Jovencito cursaba el último año de mi carrera de médico en el Hospital
Vargas de Caracas, mi querencia por cerca de cincuenta y tres años; nos
hacía compañía un viejo médico español que mezclado con la vocinglería
juvenil hacía con nosotros la reválida de su título profesional. Cabello
blanco y ralo, incipiente giba de antiguos pesares y abandonos, tez blanca
surcada por profundos y anfractuosos caminitos que hablaban de sufrimientos
de una guerra entre hermanos y quizá el deseo de olvidar viejos dolores y de
echar raíces en la nueva tierra de gracia que había escogido como bondadoso
refugio; zapatos de goma Keds blancos con protuberancias que daban cuenta de
los juanetes y callos gestados en caminos pedregosos, una humilde bata
blanca amarrada con un nudo delante de una panza añosa y un bastón a la
diestra con el que siempre amenazaba en bromas a un maracucho impertinente,
nuestro compañero de curso, que hacía bromas a su costa. Ya la semiología,
la ciencia de la interpretación de los síntomas y signos me había cautivado
y aprendía con fruición y asombrada expectativa todo aquello que me
permitiera extraer del interior del enfermo las verdades que la piel opaca
ocultaban. Pues no somos como las ranas que muestran su corazón latiendo. El
Creador no nos lo hizo todo tan sencillito, pero nos dotó de inteligencia y
decisión para que hiciéramos el resto por nuestra cuenta, laboriosos,
ladrillo a ladrillo.
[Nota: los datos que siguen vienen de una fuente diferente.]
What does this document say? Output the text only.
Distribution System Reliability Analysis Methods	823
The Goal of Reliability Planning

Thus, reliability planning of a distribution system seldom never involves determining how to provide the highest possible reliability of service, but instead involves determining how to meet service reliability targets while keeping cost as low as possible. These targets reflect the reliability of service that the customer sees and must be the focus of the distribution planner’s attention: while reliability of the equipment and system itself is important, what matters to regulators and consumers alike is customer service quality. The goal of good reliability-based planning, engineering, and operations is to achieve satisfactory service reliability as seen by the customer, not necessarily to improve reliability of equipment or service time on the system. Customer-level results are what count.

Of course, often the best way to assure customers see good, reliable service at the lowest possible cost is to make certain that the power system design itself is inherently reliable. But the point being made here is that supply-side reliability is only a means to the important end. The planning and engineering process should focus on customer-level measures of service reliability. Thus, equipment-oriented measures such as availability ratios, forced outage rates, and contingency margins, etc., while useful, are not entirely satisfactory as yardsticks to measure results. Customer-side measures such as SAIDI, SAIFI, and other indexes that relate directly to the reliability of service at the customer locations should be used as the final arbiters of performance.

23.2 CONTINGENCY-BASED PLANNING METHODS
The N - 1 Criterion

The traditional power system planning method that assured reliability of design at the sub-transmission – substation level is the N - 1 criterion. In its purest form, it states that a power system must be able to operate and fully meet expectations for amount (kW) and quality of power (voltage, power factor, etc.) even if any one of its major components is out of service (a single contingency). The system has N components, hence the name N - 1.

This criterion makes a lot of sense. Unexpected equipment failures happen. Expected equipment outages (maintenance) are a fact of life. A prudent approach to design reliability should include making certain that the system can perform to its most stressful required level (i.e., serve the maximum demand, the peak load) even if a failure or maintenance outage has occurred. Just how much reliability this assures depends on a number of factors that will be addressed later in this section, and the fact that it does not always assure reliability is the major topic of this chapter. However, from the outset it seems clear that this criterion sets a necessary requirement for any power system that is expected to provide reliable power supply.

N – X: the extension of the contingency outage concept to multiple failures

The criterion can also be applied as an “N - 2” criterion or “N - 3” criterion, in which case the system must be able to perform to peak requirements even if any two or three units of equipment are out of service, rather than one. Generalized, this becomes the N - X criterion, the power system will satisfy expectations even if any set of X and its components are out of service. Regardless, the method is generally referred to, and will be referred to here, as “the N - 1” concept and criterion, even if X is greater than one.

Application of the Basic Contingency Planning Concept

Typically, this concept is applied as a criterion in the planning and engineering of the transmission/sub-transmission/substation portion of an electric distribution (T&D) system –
El examen del fondo ocular fue un amor a primera vista
desde mi tercer año de medicina en 1957, dos años antes de mi encuentro con
el viejo de hablar pausado y sabio. Armado del maravilloso instrumento
llamado oftalmoscopio intentaba aprender sus secretos, vencer la umbra de la
pupila y robarle los secretos a la retina, mujer veleidosa y difícil, que
muestra poco pero dice mucho, que oculta esos decidores signos de profundos
conflictos del alma que trasluce la enfermedad somática, y entusiasta
comentaba con mis compañeros mis hallazgos y descubrimientos. En una de
tantas, con ese español gutural que al pronunciar ¨naranjja¨ lo dice todo,
me dijo un día: -¨Muci, ¿por qué no nos da un curso de fondo del ojo? Me
mostré sorprendido y le respondí, -¨¿Cómo? Si sé muy poco... soy apenas un
bachiller de 6º año¨; su respuesta, dardo sincero, se clavó en mi corazón:
-¨El que más sabe debe enseñar al que sabe menos y nosotros sabemos menos
que tú...¨
Y así fue como desde ese día, su palabra me graduó de maestro de pueblo, ese
que sin muchos recursos pero armado de convencimiento y amor me lanzó por
los caminos de la enseñanza apertrechado de buenas intenciones y mejores
semillas. Por más de medio siglo, siguiendo aquel mandato he tratado de
serle fiel y nunca le olvido. Es verdad que cincuenta y tres años enseñando
no es mucho; como Graciela mi mujer, el enseñar se ha hecho carne de mi
carne, y aunque he sido un maestro de primaria exigente, he tratado de ser
como el dador feliz: aquel que da y da sin esperar nada a cambio. Además,
siempre me he atenido al precepto orteguiano: ¨Siempre que enseñes, enseña a
la vez a dudar de los enseñes¨. Mis alumnos -buena tierra-, me han
retribuido con su afecto, obligándome a estudiar más con sus estimulantes
preguntas y por esto, me siento muy orgulloso y reconocido con ellos, los
excelentes y los regulares, y cada vez que relleno una pequeña laguna de
ignorancia en mis lóbulos temporales, esos que almacenan recuerdos,
alegrías, tristezas y conocimientos, a su lado se abre un océano de
insipiencia, invitándome a continuar llenándolo, a no flejar, a seguir, lo
que hago con el mayor deleite... Por ello, les digo que dejen espacio para
la ignorancia y así, toda la vida estarán rellenando recónditos circuitos
neuronales que al influjo del deseo y la constancia se irán multiplicando,
atesorando más y más conocimientos que sirvan para entregarlos a otros, a
quienes los necesitan; a los que menos saben, sin reservas, con
desprendimiento, para que a su vez, ellos enseñen y ayuden a otros.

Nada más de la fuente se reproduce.